All you can think of are minimum and maximum values, and you can get stuck doing this by eye. You can check that example 510 can be done in 11 multiplications.

1) \(\displaystyle{x}\times{x}={x}^{{{2}}}\)

2) \(\displaystyle{x}^{{{2}}}\times{x}={x}^{{{3}}}\)

3) \(\displaystyle{x}^{{{3}}}\times{x}^{{{3}}}={x}^{{{6}}}\)

4) \(\displaystyle{x}^{{{6}}}\times{x}^{{{6}}}={x}^{{{12}}}\)

5) \(\displaystyle{x}^{{{12}}}\times{x}^{{{3}}}={x}^{{{15}}}\)

6) \(\displaystyle{x}^{{{15}}}\times{x}^{{{15}}}={x}^{{{30}}}\)

7) \(\displaystyle{x}^{{{30}}}\times{x}^{{{30}}}={x}^{{{60}}}\)

8) \(\displaystyle{x}^{{{60}}}\times{x}^{{{60}}}={x}^{{{120}}}\)

9) \(\displaystyle{x}^{{{120}}}\times{x}^{{{120}}}={x}^{{{240}}}\)

10) \(\displaystyle{x}^{{{240}}}\times{x}^{{{15}}}={x}^{{{255}}}\)

11) \(\displaystyle{x}^{{{255}}}\times{x}^{{{255}}}={x}^{{{510}}}\)

We can guarantee that this is the minimum.

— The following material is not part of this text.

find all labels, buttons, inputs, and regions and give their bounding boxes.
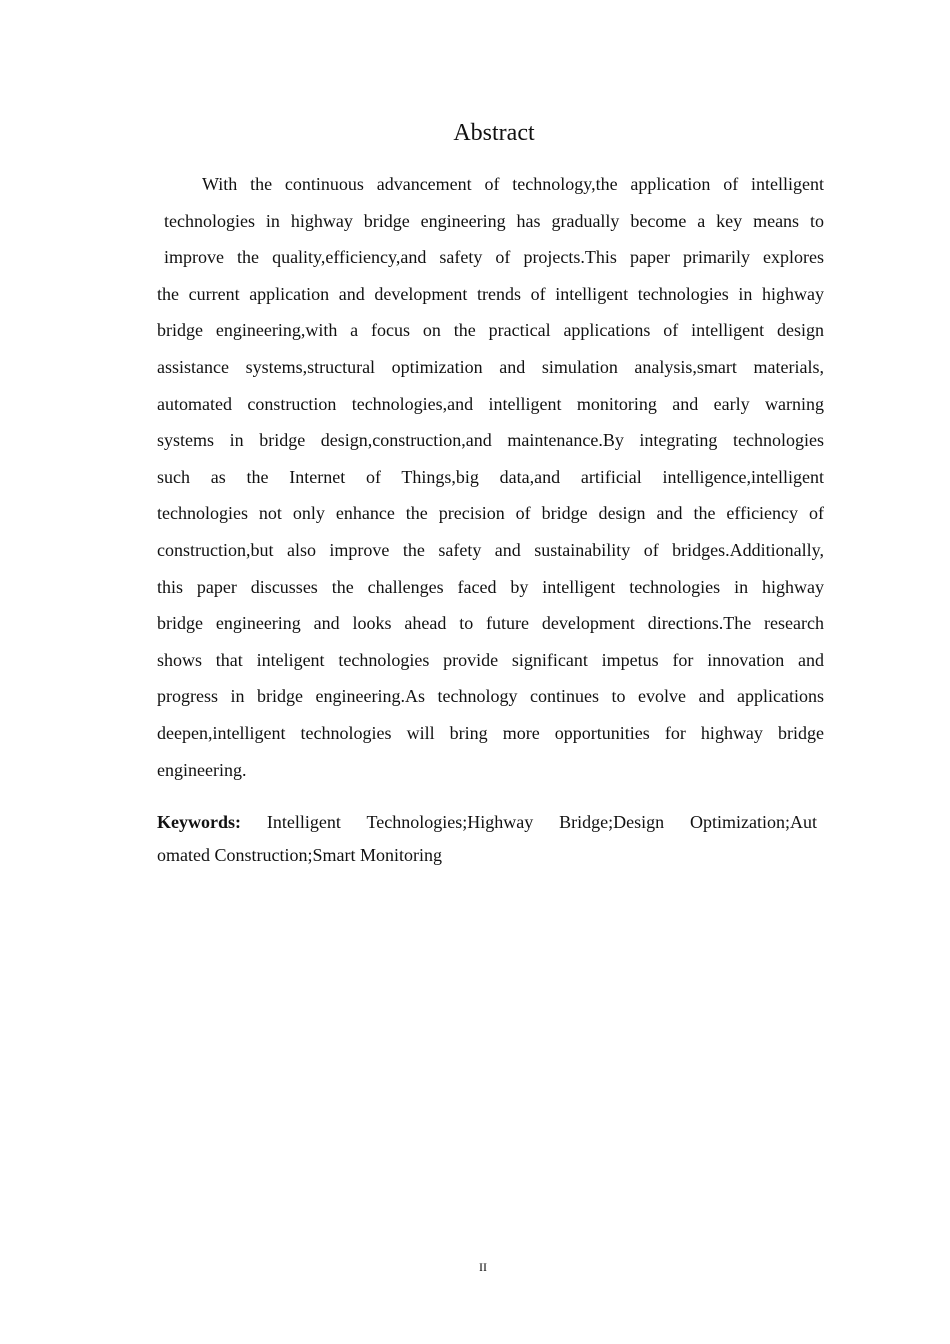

Unfortunately, this was a simple example and we don't know how to generalize it into a program. With this speed, you can solve half of the problem manually ...

Not sure how much to add because this is a project of Euler's problem, but if you express these metrics in binary you can see this strategy, why we thought the 510 was a simple example, and why we were so sure it couldn't be rolled up to fewer multiplications. And it might be possible to spot some cases in which you cannot achieve more than a binary method.